BACKGROUND: Rising incidence of heart failure (HF) in the Western world despite advanced clinical care necessitate exploration of further preventive tools and strategies. Lipoprotein(a) [Lp(a)], recognized as one of the major cardiovascular risk factors has also been implicated as a risk factor for HF. However, existing evidence remains inconclusive and that has led us to perform this meta-analysis. METHODS: PubMed/Medline, EMBASE and Scopus were systematically searched for studies evaluating an association of Lp(a) with occurrence of HF from inception-till November 2023. Random effects models and I statistics were used for pooled odds ratio (OR) and heterogeneity assessment. We performed leave one out sensitivity analyses by sequentially removing one study at a time and recalculating the pooled effect size. RESULT: Our search rendered in total 360 studies and after final screening this resulted in 7 Mendelian randomization (MR) design. According to the MR analysis, increasing Lp(a) level were significantly associated with increased risk of HF (OR 1.064, 95 % CI: 1.043-1.086, I= 97.59 %, P < 0.001). In addition, Leave-one-out sensitivity analysis showed that the effect size did not change substantially by removal of any particular study in MR studies and ORs ranged from 1.051 (when excluding Levin) to a maximum of 1.111 (when excluding Wang or Jiang), hereby confirming the association. CONCLUSION: We were able to show that by meta-analysis of MR data, increasing lipoprotein (a) levels are associated with an increased risk of HF. Whether this is due to a direct effect on heart muscle contraction or whether this is due to an increased risk of ischemic cardiac disease remains to be elucidated.

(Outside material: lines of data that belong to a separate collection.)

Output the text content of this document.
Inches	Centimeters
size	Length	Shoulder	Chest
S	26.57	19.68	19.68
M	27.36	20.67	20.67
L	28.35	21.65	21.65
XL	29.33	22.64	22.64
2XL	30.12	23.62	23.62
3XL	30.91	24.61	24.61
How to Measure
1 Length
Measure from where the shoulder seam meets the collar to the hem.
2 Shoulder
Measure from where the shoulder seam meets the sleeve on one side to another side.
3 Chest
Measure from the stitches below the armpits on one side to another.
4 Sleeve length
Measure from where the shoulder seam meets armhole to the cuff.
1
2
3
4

背景:尽管西方世界的临床护理水平先进,但心力衰竭(HF)的发病率仍在上升,因此需要探索更多的预防工具和策略。脂蛋白(a)[Lp(a)]已被确认为主要心血管危险因素之一,也与 HF 风险相关。然而,现有证据仍不明确,这促使我们进行了这项荟萃分析。
方法:系统检索了 PubMed/Medline、EMBASE 和 Scopus 数据库,以评估从研究开始到 2023 年 11 月期间 Lp(a)与 HF 发生之间的相关性。使用随机效应模型和 I 统计量评估汇总优势比(OR)和异质性。我们通过依次删除一项研究并重新计算汇总效应大小,进行了一项剔除一个研究的敏感性分析。
结果:我们的搜索总共产生了 360 项研究,经过最终筛选,最终纳入了 7 项孟德尔随机化(MR)设计的研究。根据 MR 分析,Lp(a)水平升高与 HF 风险增加显著相关(OR 1.064,95%CI:1.043-1.086,I=97.59%,P<0.001)。此外,剔除一个研究的敏感性分析显示,MR 研究中剔除任何特定研究对效应大小的影响不大,OR 值范围从 1.051(剔除 Levin 时)到最高的 1.111(剔除 Wang 或 Jiang 时),从而证实了这种关联。
结论:我们通过对 MR 数据的荟萃分析表明,Lp(a)水平升高与 HF 风险增加相关。这是由于对心肌收缩的直接影响,还是由于缺血性心脏病风险增加所致,仍有待阐明。